Monty Clift pris au piège dans un triangle amoureux
Neveu pauvre d'un magnat de l'industrie, George Eastman est embauché en bas de l'échelle dans l'usine textile de son oncle. Rapidement, il s'éprend d'une ouvrière dénommée Alice, malgré le règlement intérieur qui interdit toute relation entre membres du personnel. Incapable de se contenter d'une seule femme, l'ambitieux manutentionnaire tombe parallèlement amoureux d'une riche étudiante incarnée par la toute jeune Elizabeth Taylor. Entre l'ouvrière plutôt banale et la magnifique fille de famille, le choix sera vite fait : le jeune homme sait en qu'épousant Angela Vickers, il a toutes les chances de vivre enfin dans le luxe, après de trop longues années de galère. Mais tous ses rêves d'ascension sociale s'effondrent subitement le jour où Alice lui révèle sa grossesse ! Pris au piège dans un triangle amoureux qui le dépasse, George va alors vivre une double vie de manière assez maladroite. Pas dupe pour un sou, Alice va découvrir les infidélités de son compagnon, et exiger de lui qu'il l'épouse, sans quoi elle révélera tout ce qui se trame aux familles Vickers et Eastman. Les idées les plus macabres vont alors traverser l'esprit de notre héros...
N'ayant vu qu'un seul film de Montgomery Clift au préalable, je vous avoue que je n'étais pas pleinement convaincu de ses aptitudes face à la caméra.

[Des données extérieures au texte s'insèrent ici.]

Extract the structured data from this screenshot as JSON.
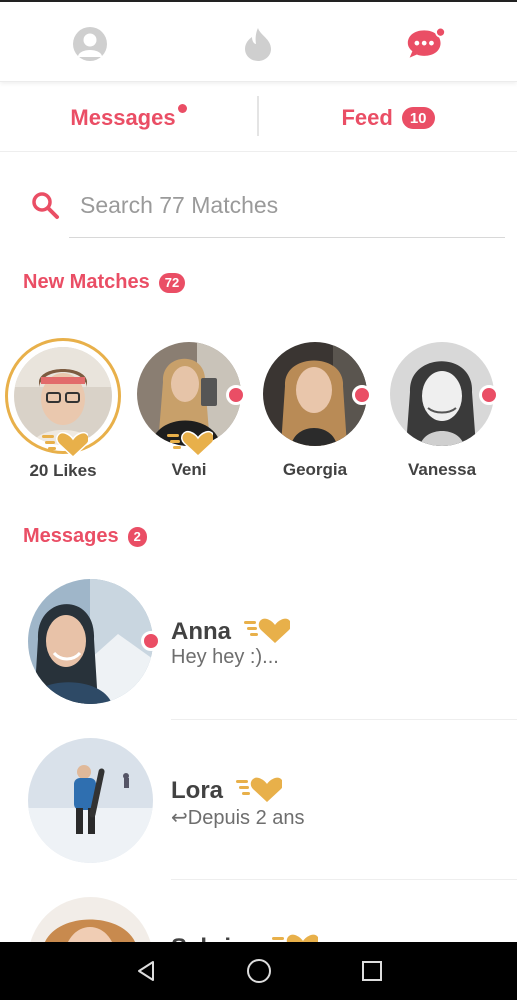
{
  "topbar": {
    "icons": [
      "profile-icon",
      "flame-icon",
      "chat-bubble-icon"
    ],
    "accent": "#ea4e65",
    "inactive": "#cfcfcf"
  },
  "subtabs": {
    "messages_label": "Messages",
    "feed_label": "Feed",
    "feed_count": "10"
  },
  "search": {
    "placeholder": "Search 77 Matches"
  },
  "new_matches": {
    "title": "New Matches",
    "count": "72",
    "items": [
      {
        "name": "20 Likes"
      },
      {
        "name": "Veni"
      },
      {
        "name": "Georgia"
      },
      {
        "name": "Vanessa"
      }
    ]
  },
  "messages": {
    "title": "Messages",
    "count": "2",
    "items": [
      {
        "name": "Anna",
        "preview": "Hey hey :)..."
      },
      {
        "name": "Lora",
        "preview": "↩Depuis 2 ans"
      },
      {
        "name": "Sabrina",
        "preview": ""
      }
    ]
  },
  "colors": {
    "accent": "#ea4e65",
    "gold": "#e8b04a",
    "text": "#424242",
    "muted": "#6e6e6e"
  }
}
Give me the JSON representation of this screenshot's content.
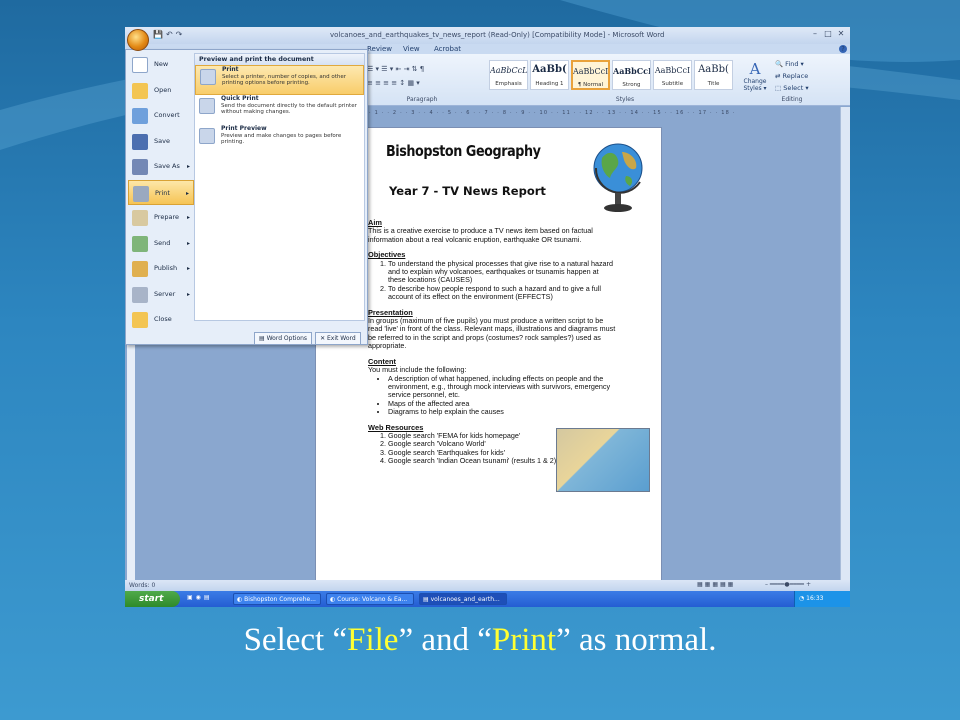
{
  "window": {
    "title": "volcanoes_and_earthquakes_tv_news_report (Read-Only) [Compatibility Mode] - Microsoft Word"
  },
  "tabs": [
    "Review",
    "View",
    "Acrobat"
  ],
  "ribbon": {
    "styles": [
      {
        "preview": "AaBbCcL",
        "name": "Emphasis"
      },
      {
        "preview": "AaBb(",
        "name": "Heading 1"
      },
      {
        "preview": "AaBbCcI",
        "name": "¶ Normal"
      },
      {
        "preview": "AaBbCcI",
        "name": "Strong"
      },
      {
        "preview": "AaBbCcI",
        "name": "Subtitle"
      },
      {
        "preview": "AaBb(",
        "name": "Title"
      }
    ],
    "change_styles": "Change Styles ▾",
    "groups": {
      "paragraph": "Paragraph",
      "styles": "Styles",
      "editing": "Editing"
    },
    "editing": [
      "Find ▾",
      "Replace",
      "Select ▾"
    ]
  },
  "ruler": "· 1 · · 2 · · 3 · · 4 · · 5 · · 6 · · 7 · · 8 · · 9 · · 10 · · 11 · · 12 · · 13 · · 14 · · 15 · · 16 · · 17 · · 18 ·",
  "office_menu": {
    "items": [
      {
        "label": "New",
        "arrow": false
      },
      {
        "label": "Open",
        "arrow": false
      },
      {
        "label": "Convert",
        "arrow": false
      },
      {
        "label": "Save",
        "arrow": false
      },
      {
        "label": "Save As",
        "arrow": true
      },
      {
        "label": "Print",
        "arrow": true
      },
      {
        "label": "Prepare",
        "arrow": true
      },
      {
        "label": "Send",
        "arrow": true
      },
      {
        "label": "Publish",
        "arrow": true
      },
      {
        "label": "Server",
        "arrow": true
      },
      {
        "label": "Close",
        "arrow": false
      }
    ],
    "highlighted": "Print",
    "pane_title": "Preview and print the document",
    "options": [
      {
        "title": "Print",
        "desc": "Select a printer, number of copies, and other printing options before printing."
      },
      {
        "title": "Quick Print",
        "desc": "Send the document directly to the default printer without making changes."
      },
      {
        "title": "Print Preview",
        "desc": "Preview and make changes to pages before printing."
      }
    ],
    "word_options": "Word Options",
    "exit_word": "Exit Word"
  },
  "document": {
    "title1": "Bishopston Geography",
    "title2": "Year 7 - TV News Report",
    "aim_h": "Aim",
    "aim": "This is a creative exercise to produce a TV news item based on factual information about a real volcanic eruption, earthquake OR tsunami.",
    "obj_h": "Objectives",
    "objectives": [
      "To understand the physical processes that give rise to a natural hazard and to explain why volcanoes, earthquakes or tsunamis happen at these locations (CAUSES)",
      "To describe how people respond to such a hazard and to give a full account of its effect on the environment (EFFECTS)"
    ],
    "pres_h": "Presentation",
    "presentation": "In groups (maximum of five pupils) you must produce a written script to be read 'live' in front of the class.  Relevant maps, illustrations and diagrams must be referred to in the script and props (costumes? rock samples?) used as appropriate.",
    "content_h": "Content",
    "content_intro": "You must include the following:",
    "content": [
      "A description of what happened, including effects on people and the environment, e.g., through mock interviews with survivors, emergency service personnel, etc.",
      "Maps of the affected area",
      "Diagrams to help explain the causes"
    ],
    "web_h": "Web Resources",
    "web": [
      "Google search 'FEMA for kids homepage'",
      "Google search 'Volcano World'",
      "Google search 'Earthquakes for kids'",
      "Google search 'Indian Ocean tsunami' (results 1 & 2)"
    ]
  },
  "statusbar": {
    "words": "Words: 0"
  },
  "taskbar": {
    "start": "start",
    "items": [
      "Bishopston Comprehe...",
      "Course: Volcano & Ea...",
      "volcanoes_and_earth..."
    ],
    "lang": "EN",
    "clock": "16:33"
  },
  "caption": {
    "a": "Select  “",
    "b": "File",
    "c": "” and “",
    "d": "Print",
    "e": "” as normal."
  }
}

Mes doutes ont été vite balayés tant l'acteur aux airs nonchalants passe d'une émotion à l'autre avec aisance. La scène de la barque, avec sa tension à couper le souffle, constitue ainsi l'un des sommets dramatiques du film, et sa réussite n'est due qu'au seul et unique talent de "Monty".
Le couple qu'il forme avec Elizabeth Taylor fait partie de la légende du cinéma, et jusqu'à la dernière scène, on ressent toute la passion qui unit ces deux êtres. Cette relation est à l'exact opposé de celle qui unit Alice et George. A travers ces deux couples, le réalisateur nous offre deux conceptions diamétralement opposées du mariage : d'un côté, tout n'est qu'amour, luxe et volupté. De l'autre, il ne sert qu'à officialiser une liaison et à éviter le qu'en dira-t-on en cas de grossesse malvenue... Justement, à ce propos, les scénaristes ont réussi à aborder le thème de l'avortement sans jamais le nommer, et on peut les féliciter pour ce subtil pied de nez à la censure alors en vigueur.
Au niveau de la réalisation, les personnages sont régulièrement filmés en gros plan, et ce parti pris visuel prend tout son sens lors de la fameuse scène de baiser entre Monty et Liz. Ce long métrage inspiré d'une histoire vraie nous permet enfin de découvrir le jeune Raymond Burr dans un rôle finalement très proche de Perry Mason...
Bref, "Une place au soleil" n'a pas volé ses 6 Oscars (essentiellement techniques), et rien que pour le couple Clift/Taylor, il mérite votre attention.